Nola refuses QO for Phillies… fierce competition is expected
American media are predicting a big battle for a $200 million (approximately 30.2 billion yen) contract for pitcher Yoshinobu Yamamoto, who is aiming to transfer from Orix to the major leagues using the posting system. The US transfer information site “MLB Trade Rumors” reported that the “star corps” Phillies may also participate.
“I’m not surprised that Aaron Nola rejected a one-year qualifying offer from the Phillies. This puts him on the (free agency) market for a long-term contract,” the media outlet said. . Although programming manager Dave Dombrowski remains hopeful of working out a new contract with Nola, Jason Stark of The Athletic reports that the Phillies are “fully committed” to re-signing Nola. He said he did not get the impression that there was.
Dombrowski has made it clear that he only plans to add one starter. He said, “The Phillies would like Nola, but his durability, pinpoint ball control, ability to get off the bat, and track record of preventing runs from giving up mean it’s going to be a tough competition.” . If Nola were to be transferred to another team, the Phillies would have to explore other options.
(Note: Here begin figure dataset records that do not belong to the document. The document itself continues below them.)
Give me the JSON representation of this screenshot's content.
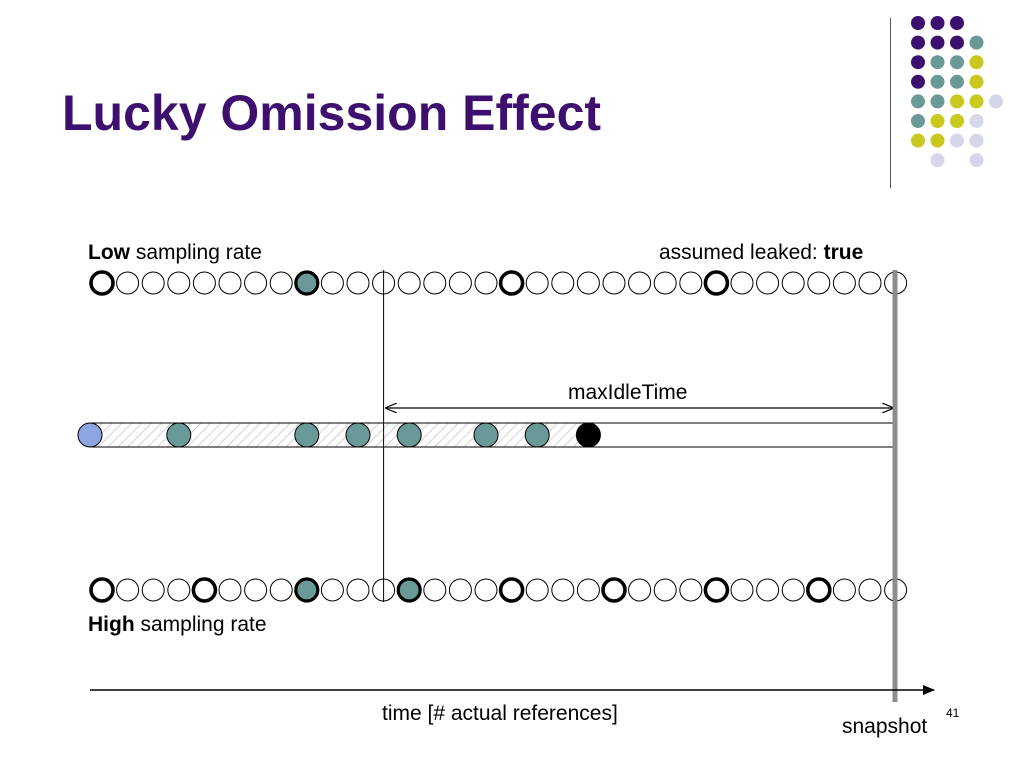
{
  "title": "Lucky Omission Effect",
  "labels": {
    "low_bold": "Low",
    "low_rest": " sampling rate",
    "leaked_prefix": "assumed leaked: ",
    "leaked_value": "true",
    "high_bold": "High",
    "high_rest": " sampling rate",
    "max_idle": "maxIdleTime",
    "time_axis": "time [# actual references]",
    "snapshot": "snapshot",
    "page_number": "41"
  },
  "colors": {
    "title": "#3d1070",
    "purple": "#3d1070",
    "teal": "#6a9a98",
    "yellow": "#c8c81e",
    "lavender": "#d6d6ea",
    "blue": "#8ba6e0",
    "gray_bar": "#8c8c8c"
  },
  "diagram": {
    "references_per_row": 32,
    "low_rate_row": {
      "sampled": [
        0,
        8,
        16,
        24,
        31
      ],
      "sampled_teal": [
        8
      ],
      "sampled_bold": [
        0,
        16,
        24
      ]
    },
    "high_rate_row": {
      "sampled": [
        0,
        4,
        8,
        12,
        16,
        20,
        24,
        28,
        31
      ],
      "sampled_teal": [
        8,
        12
      ],
      "sampled_bold": [
        0,
        4,
        16,
        20,
        24,
        28
      ]
    },
    "object_lifetime": {
      "allocation_color": "blue",
      "teal_references": [
        3,
        8,
        10,
        12,
        15,
        17
      ],
      "last_reference": 19
    }
  },
  "decoration": {
    "rows": [
      [
        "purple",
        "purple",
        "purple"
      ],
      [
        "purple",
        "purple",
        "purple",
        "teal"
      ],
      [
        "purple",
        "teal",
        "teal",
        "yellow"
      ],
      [
        "purple",
        "teal",
        "teal",
        "yellow"
      ],
      [
        "teal",
        "teal",
        "yellow",
        "yellow",
        "lavender"
      ],
      [
        "teal",
        "yellow",
        "yellow",
        "lavender"
      ],
      [
        "yellow",
        "yellow",
        "lavender",
        "lavender"
      ],
      [
        "lavender",
        "lavender"
      ]
    ]
  }
}
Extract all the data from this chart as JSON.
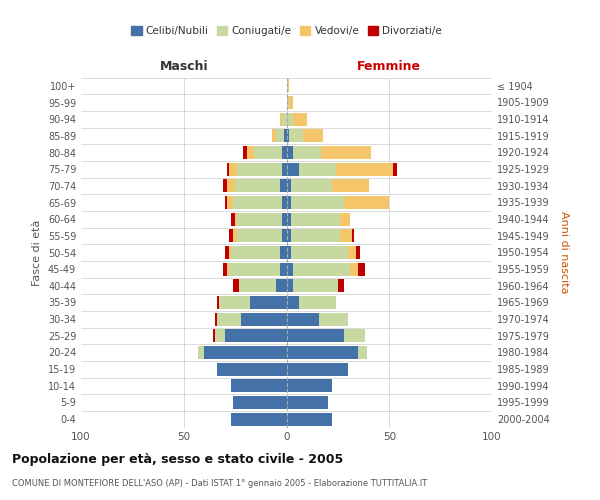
{
  "age_groups": [
    "0-4",
    "5-9",
    "10-14",
    "15-19",
    "20-24",
    "25-29",
    "30-34",
    "35-39",
    "40-44",
    "45-49",
    "50-54",
    "55-59",
    "60-64",
    "65-69",
    "70-74",
    "75-79",
    "80-84",
    "85-89",
    "90-94",
    "95-99",
    "100+"
  ],
  "birth_years": [
    "2000-2004",
    "1995-1999",
    "1990-1994",
    "1985-1989",
    "1980-1984",
    "1975-1979",
    "1970-1974",
    "1965-1969",
    "1960-1964",
    "1955-1959",
    "1950-1954",
    "1945-1949",
    "1940-1944",
    "1935-1939",
    "1930-1934",
    "1925-1929",
    "1920-1924",
    "1915-1919",
    "1910-1914",
    "1905-1909",
    "≤ 1904"
  ],
  "male_celibi": [
    27,
    26,
    27,
    34,
    40,
    30,
    22,
    18,
    5,
    3,
    3,
    2,
    2,
    2,
    3,
    2,
    2,
    1,
    0,
    0,
    0
  ],
  "male_coniugati": [
    0,
    0,
    0,
    0,
    3,
    5,
    12,
    15,
    18,
    25,
    24,
    22,
    22,
    24,
    22,
    22,
    14,
    4,
    2,
    0,
    0
  ],
  "male_vedovi": [
    0,
    0,
    0,
    0,
    0,
    0,
    0,
    0,
    0,
    1,
    1,
    2,
    1,
    3,
    4,
    4,
    3,
    2,
    1,
    0,
    0
  ],
  "male_divorziati": [
    0,
    0,
    0,
    0,
    0,
    1,
    1,
    1,
    3,
    2,
    2,
    2,
    2,
    1,
    2,
    1,
    2,
    0,
    0,
    0,
    0
  ],
  "female_celibi": [
    22,
    20,
    22,
    30,
    35,
    28,
    16,
    6,
    3,
    3,
    2,
    2,
    2,
    2,
    2,
    6,
    3,
    1,
    0,
    0,
    0
  ],
  "female_coniugati": [
    0,
    0,
    0,
    0,
    4,
    10,
    14,
    18,
    22,
    28,
    28,
    24,
    24,
    26,
    20,
    18,
    14,
    7,
    3,
    1,
    0
  ],
  "female_vedovi": [
    0,
    0,
    0,
    0,
    0,
    0,
    0,
    0,
    0,
    4,
    4,
    6,
    5,
    22,
    18,
    28,
    24,
    10,
    7,
    2,
    1
  ],
  "female_divorziati": [
    0,
    0,
    0,
    0,
    0,
    0,
    0,
    0,
    3,
    3,
    2,
    1,
    0,
    0,
    0,
    2,
    0,
    0,
    0,
    0,
    0
  ],
  "color_celibi": "#4472a8",
  "color_coniugati": "#c5d9a0",
  "color_vedovi": "#f5c56a",
  "color_divorziati": "#c00000",
  "title": "Popolazione per età, sesso e stato civile - 2005",
  "subtitle": "COMUNE DI MONTEFIORE DELL'ASO (AP) - Dati ISTAT 1° gennaio 2005 - Elaborazione TUTTITALIA.IT",
  "ylabel_left": "Fasce di età",
  "ylabel_right": "Anni di nascita",
  "xlim": 100,
  "background": "#ffffff",
  "maschi_label": "Maschi",
  "femmine_label": "Femmine",
  "legend_labels": [
    "Celibi/Nubili",
    "Coniugati/e",
    "Vedovi/e",
    "Divorziati/e"
  ],
  "xtick_labels": [
    "100",
    "50",
    "0",
    "50",
    "100"
  ]
}
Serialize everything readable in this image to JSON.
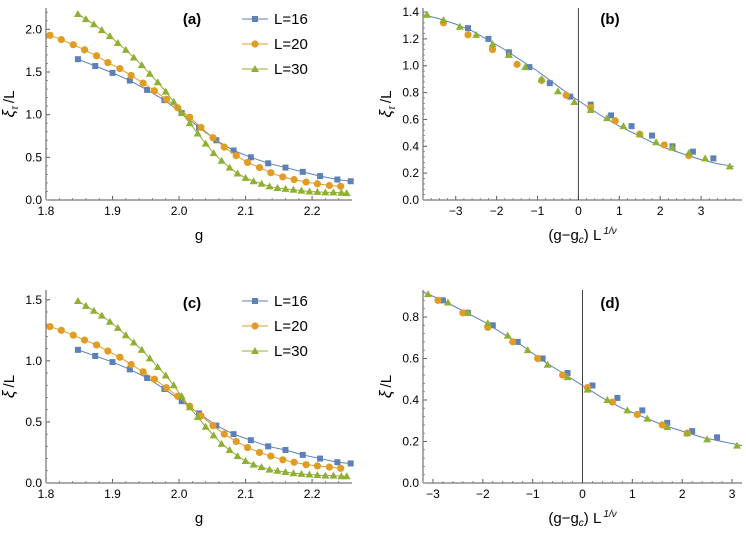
{
  "colors": {
    "L16": "#5d80b6",
    "L20": "#e19c24",
    "L30": "#8fb031",
    "axis": "#000000",
    "fit_line": "#5d80b6"
  },
  "legend": {
    "entries": [
      {
        "key": "L16",
        "label": "L=16",
        "marker": "square"
      },
      {
        "key": "L20",
        "label": "L=20",
        "marker": "circle"
      },
      {
        "key": "L30",
        "label": "L=30",
        "marker": "triangle"
      }
    ]
  },
  "chart_data": [
    {
      "id": "a",
      "panel_label": "(a)",
      "type": "scatter",
      "xlabel": "g",
      "ylabel": "ξτ/L",
      "ylabel_main": "ξ",
      "ylabel_sub": "τ",
      "ylabel_tail": "/L",
      "xlim": [
        1.8,
        2.26
      ],
      "ylim": [
        0,
        2.25
      ],
      "xticks": [
        1.8,
        1.9,
        2.0,
        2.1,
        2.2
      ],
      "xtick_labels": [
        "1.8",
        "1.9",
        "2.0",
        "2.1",
        "2.2"
      ],
      "yticks": [
        0,
        0.5,
        1.0,
        1.5,
        2.0
      ],
      "ytick_labels": [
        "0.0",
        "0.5",
        "1.0",
        "1.5",
        "2.0"
      ],
      "legend_shown": true,
      "vline": null,
      "series": [
        {
          "key": "L16",
          "name": "L=16",
          "x": [
            1.848,
            1.874,
            1.9,
            1.926,
            1.952,
            1.978,
            2.004,
            2.03,
            2.056,
            2.082,
            2.108,
            2.134,
            2.16,
            2.186,
            2.212,
            2.238,
            2.258
          ],
          "y": [
            1.65,
            1.57,
            1.49,
            1.4,
            1.29,
            1.17,
            1.02,
            0.85,
            0.7,
            0.58,
            0.5,
            0.43,
            0.38,
            0.33,
            0.28,
            0.24,
            0.22
          ]
        },
        {
          "key": "L20",
          "name": "L=20",
          "x": [
            1.806,
            1.823,
            1.841,
            1.858,
            1.876,
            1.893,
            1.911,
            1.928,
            1.946,
            1.963,
            1.981,
            1.998,
            2.016,
            2.033,
            2.051,
            2.068,
            2.086,
            2.103,
            2.121,
            2.138,
            2.156,
            2.173,
            2.191,
            2.208,
            2.226,
            2.243
          ],
          "y": [
            1.93,
            1.88,
            1.82,
            1.76,
            1.69,
            1.61,
            1.54,
            1.46,
            1.37,
            1.28,
            1.18,
            1.08,
            0.97,
            0.85,
            0.73,
            0.62,
            0.52,
            0.44,
            0.38,
            0.32,
            0.27,
            0.24,
            0.21,
            0.19,
            0.17,
            0.16
          ]
        },
        {
          "key": "L30",
          "name": "L=30",
          "x": [
            1.848,
            1.86,
            1.872,
            1.884,
            1.896,
            1.908,
            1.92,
            1.932,
            1.944,
            1.956,
            1.968,
            1.98,
            1.992,
            2.004,
            2.016,
            2.028,
            2.04,
            2.052,
            2.064,
            2.076,
            2.088,
            2.1,
            2.112,
            2.124,
            2.136,
            2.148,
            2.16,
            2.172,
            2.184,
            2.196,
            2.208,
            2.22,
            2.232,
            2.244,
            2.252
          ],
          "y": [
            2.18,
            2.12,
            2.06,
            1.99,
            1.92,
            1.84,
            1.76,
            1.67,
            1.58,
            1.48,
            1.38,
            1.27,
            1.15,
            1.02,
            0.9,
            0.78,
            0.66,
            0.55,
            0.46,
            0.38,
            0.31,
            0.26,
            0.22,
            0.19,
            0.16,
            0.14,
            0.13,
            0.12,
            0.11,
            0.1,
            0.095,
            0.09,
            0.09,
            0.085,
            0.08
          ]
        }
      ]
    },
    {
      "id": "b",
      "panel_label": "(b)",
      "type": "scatter",
      "xlabel": "(g−gc) L1/ν",
      "xlabel_pre": "(g−g",
      "xlabel_sub": "c",
      "xlabel_mid": ") L",
      "xlabel_sup": "1/ν",
      "ylabel": "ξτ/L",
      "ylabel_main": "ξ",
      "ylabel_sub": "τ",
      "ylabel_tail": "/L",
      "xlim": [
        -3.8,
        4.0
      ],
      "ylim": [
        0,
        1.43
      ],
      "xticks": [
        -3,
        -2,
        -1,
        0,
        1,
        2,
        3
      ],
      "xtick_labels": [
        "−3",
        "−2",
        "−1",
        "0",
        "1",
        "2",
        "3"
      ],
      "yticks": [
        0,
        0.2,
        0.4,
        0.6,
        0.8,
        1.0,
        1.2,
        1.4
      ],
      "ytick_labels": [
        "0.0",
        "0.2",
        "0.4",
        "0.6",
        "0.8",
        "1.0",
        "1.2",
        "1.4"
      ],
      "legend_shown": false,
      "vline": 0,
      "fit": {
        "x": [
          -3.8,
          -3.4,
          -3.0,
          -2.6,
          -2.2,
          -1.8,
          -1.4,
          -1.0,
          -0.6,
          -0.2,
          0.2,
          0.6,
          1.0,
          1.4,
          1.8,
          2.2,
          2.6,
          3.0,
          3.4,
          3.8
        ],
        "y": [
          1.38,
          1.35,
          1.31,
          1.26,
          1.19,
          1.12,
          1.04,
          0.96,
          0.87,
          0.78,
          0.7,
          0.62,
          0.55,
          0.49,
          0.43,
          0.38,
          0.34,
          0.3,
          0.27,
          0.25
        ]
      },
      "series": [
        {
          "key": "L16",
          "name": "L=16",
          "x": [
            -2.7,
            -2.2,
            -1.7,
            -1.2,
            -0.7,
            -0.2,
            0.3,
            0.8,
            1.3,
            1.8,
            2.3,
            2.8,
            3.3
          ],
          "y": [
            1.28,
            1.2,
            1.1,
            0.99,
            0.87,
            0.77,
            0.71,
            0.63,
            0.55,
            0.48,
            0.4,
            0.36,
            0.31
          ]
        },
        {
          "key": "L20",
          "name": "L=20",
          "x": [
            -3.3,
            -2.7,
            -2.1,
            -1.5,
            -0.9,
            -0.3,
            0.3,
            0.9,
            1.5,
            2.1,
            2.7
          ],
          "y": [
            1.32,
            1.23,
            1.12,
            1.01,
            0.89,
            0.78,
            0.69,
            0.59,
            0.49,
            0.41,
            0.33
          ]
        },
        {
          "key": "L30",
          "name": "L=30",
          "x": [
            -3.7,
            -3.3,
            -2.9,
            -2.5,
            -2.1,
            -1.7,
            -1.3,
            -0.9,
            -0.5,
            -0.1,
            0.3,
            0.7,
            1.1,
            1.5,
            1.9,
            2.3,
            2.7,
            3.1,
            3.7
          ],
          "y": [
            1.38,
            1.34,
            1.29,
            1.23,
            1.16,
            1.08,
            0.99,
            0.9,
            0.81,
            0.73,
            0.67,
            0.61,
            0.55,
            0.49,
            0.43,
            0.39,
            0.35,
            0.31,
            0.25
          ]
        }
      ]
    },
    {
      "id": "c",
      "panel_label": "(c)",
      "type": "scatter",
      "xlabel": "g",
      "ylabel": "ξ/L",
      "ylabel_main": "ξ",
      "ylabel_sub": "",
      "ylabel_tail": "/L",
      "xlim": [
        1.8,
        2.26
      ],
      "ylim": [
        0,
        1.58
      ],
      "xticks": [
        1.8,
        1.9,
        2.0,
        2.1,
        2.2
      ],
      "xtick_labels": [
        "1.8",
        "1.9",
        "2.0",
        "2.1",
        "2.2"
      ],
      "yticks": [
        0,
        0.5,
        1.0,
        1.5
      ],
      "ytick_labels": [
        "0.0",
        "0.5",
        "1.0",
        "1.5"
      ],
      "legend_shown": true,
      "vline": null,
      "series": [
        {
          "key": "L16",
          "name": "L=16",
          "x": [
            1.848,
            1.874,
            1.9,
            1.926,
            1.952,
            1.978,
            2.004,
            2.03,
            2.056,
            2.082,
            2.108,
            2.134,
            2.16,
            2.186,
            2.212,
            2.238,
            2.258
          ],
          "y": [
            1.09,
            1.04,
            0.99,
            0.93,
            0.86,
            0.77,
            0.67,
            0.57,
            0.47,
            0.4,
            0.35,
            0.3,
            0.27,
            0.23,
            0.2,
            0.17,
            0.16
          ]
        },
        {
          "key": "L20",
          "name": "L=20",
          "x": [
            1.806,
            1.823,
            1.841,
            1.858,
            1.876,
            1.893,
            1.911,
            1.928,
            1.946,
            1.963,
            1.981,
            1.998,
            2.016,
            2.033,
            2.051,
            2.068,
            2.086,
            2.103,
            2.121,
            2.138,
            2.156,
            2.173,
            2.191,
            2.208,
            2.226,
            2.243
          ],
          "y": [
            1.28,
            1.25,
            1.21,
            1.17,
            1.13,
            1.08,
            1.03,
            0.97,
            0.91,
            0.85,
            0.78,
            0.71,
            0.63,
            0.55,
            0.47,
            0.4,
            0.34,
            0.29,
            0.25,
            0.22,
            0.19,
            0.17,
            0.15,
            0.14,
            0.13,
            0.12
          ]
        },
        {
          "key": "L30",
          "name": "L=30",
          "x": [
            1.848,
            1.86,
            1.872,
            1.884,
            1.896,
            1.908,
            1.92,
            1.932,
            1.944,
            1.956,
            1.968,
            1.98,
            1.992,
            2.004,
            2.016,
            2.028,
            2.04,
            2.052,
            2.064,
            2.076,
            2.088,
            2.1,
            2.112,
            2.124,
            2.136,
            2.148,
            2.16,
            2.172,
            2.184,
            2.196,
            2.208,
            2.22,
            2.232,
            2.244,
            2.252
          ],
          "y": [
            1.49,
            1.45,
            1.41,
            1.37,
            1.32,
            1.27,
            1.21,
            1.15,
            1.09,
            1.02,
            0.95,
            0.88,
            0.8,
            0.71,
            0.62,
            0.54,
            0.46,
            0.39,
            0.32,
            0.27,
            0.22,
            0.18,
            0.15,
            0.13,
            0.11,
            0.1,
            0.09,
            0.08,
            0.075,
            0.07,
            0.065,
            0.06,
            0.06,
            0.055,
            0.055
          ]
        }
      ]
    },
    {
      "id": "d",
      "panel_label": "(d)",
      "type": "scatter",
      "xlabel": "(g−gc) L1/ν",
      "xlabel_pre": "(g−g",
      "xlabel_sub": "c",
      "xlabel_mid": ") L",
      "xlabel_sup": "1/ν",
      "ylabel": "ξ/L",
      "ylabel_main": "ξ",
      "ylabel_sub": "",
      "ylabel_tail": "/L",
      "xlim": [
        -3.2,
        3.2
      ],
      "ylim": [
        0,
        0.93
      ],
      "xticks": [
        -3,
        -2,
        -1,
        0,
        1,
        2,
        3
      ],
      "xtick_labels": [
        "−3",
        "−2",
        "−1",
        "0",
        "1",
        "2",
        "3"
      ],
      "yticks": [
        0,
        0.2,
        0.4,
        0.6,
        0.8
      ],
      "ytick_labels": [
        "0.0",
        "0.2",
        "0.4",
        "0.6",
        "0.8"
      ],
      "legend_shown": false,
      "vline": 0,
      "fit": {
        "x": [
          -3.2,
          -2.8,
          -2.4,
          -2.0,
          -1.6,
          -1.2,
          -0.8,
          -0.4,
          0.0,
          0.4,
          0.8,
          1.2,
          1.6,
          2.0,
          2.4,
          2.8,
          3.2
        ],
        "y": [
          0.92,
          0.88,
          0.83,
          0.78,
          0.72,
          0.66,
          0.59,
          0.53,
          0.47,
          0.41,
          0.36,
          0.32,
          0.28,
          0.25,
          0.22,
          0.2,
          0.18
        ]
      },
      "series": [
        {
          "key": "L16",
          "name": "L=16",
          "x": [
            -2.8,
            -2.3,
            -1.8,
            -1.3,
            -0.8,
            -0.3,
            0.2,
            0.7,
            1.2,
            1.7,
            2.2,
            2.7
          ],
          "y": [
            0.88,
            0.82,
            0.76,
            0.68,
            0.6,
            0.53,
            0.47,
            0.41,
            0.35,
            0.29,
            0.25,
            0.22
          ]
        },
        {
          "key": "L20",
          "name": "L=20",
          "x": [
            -2.9,
            -2.4,
            -1.9,
            -1.4,
            -0.9,
            -0.4,
            0.1,
            0.6,
            1.1,
            1.6,
            2.1
          ],
          "y": [
            0.88,
            0.82,
            0.75,
            0.68,
            0.6,
            0.52,
            0.46,
            0.39,
            0.33,
            0.28,
            0.24
          ]
        },
        {
          "key": "L30",
          "name": "L=30",
          "x": [
            -3.1,
            -2.7,
            -2.3,
            -1.9,
            -1.5,
            -1.1,
            -0.7,
            -0.3,
            0.1,
            0.5,
            0.9,
            1.3,
            1.7,
            2.1,
            2.5,
            3.1
          ],
          "y": [
            0.91,
            0.87,
            0.82,
            0.77,
            0.71,
            0.64,
            0.57,
            0.51,
            0.45,
            0.4,
            0.35,
            0.31,
            0.27,
            0.24,
            0.21,
            0.18
          ]
        }
      ]
    }
  ]
}
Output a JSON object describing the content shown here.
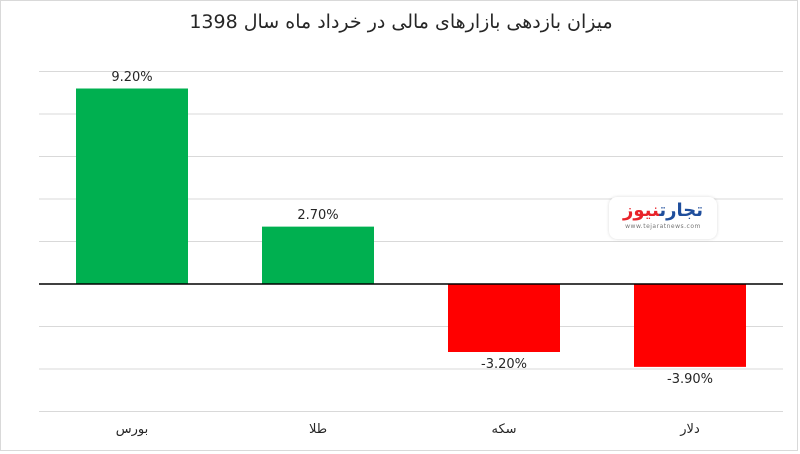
{
  "chart_data": {
    "type": "bar",
    "title": "میزان بازدهی بازارهای مالی در خرداد ماه سال 1398",
    "categories": [
      "بورس",
      "طلا",
      "سکه",
      "دلار"
    ],
    "values": [
      9.2,
      2.7,
      -3.2,
      -3.9
    ],
    "value_labels": [
      "9.20%",
      "2.70%",
      "-3.20%",
      "-3.90%"
    ],
    "ylim": [
      -3,
      5
    ],
    "grid": true,
    "legend": "none",
    "colors": {
      "positive": "#00b050",
      "negative": "#ff0000",
      "grid": "#d9d9d9",
      "axis": "#000000"
    }
  },
  "watermark": {
    "brand_part1": "تجارت",
    "brand_part2": "نیوز",
    "url": "www.tejaratnews.com"
  }
}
Long-time Phillies reporter John Salisbury said on WIP’s Midday Show: “There are two names that I really like. One is Aaron Nola and the other is from Japan.” This is a guy named Yamamoto. He has only loose ties to the Phillies, with ties to the “usual lineup” such as the two New York teams and the Dodgers, but the Phillies are a big market team with a very active owner and front office. “They have a very strong desire to aim for victory. They are also very willing to spend money. There is not much history with Japanese players, but it would not be a bad idea to start that history from here.”
“He’s 25 years old. When Bryce Harper was a free agent, part of his appeal was that he was 26 years old. This guy is younger than that. I would be very interested in him and Nola on the free agent market.” “I believe the Phillies will have a lot of interest in these two players,” he said without wavering.
“I’ve heard that they are ‘genuinely’ interested in Yamamoto. It makes a lot of sense to me. It might be difficult (to sign him) because they lack history with Japanese players. “But what does it matter? We just have to be proactive and go after him. He could be a very good player, he’s an instant hit, and he’s going to be around for a long time,” he said enthusiastically.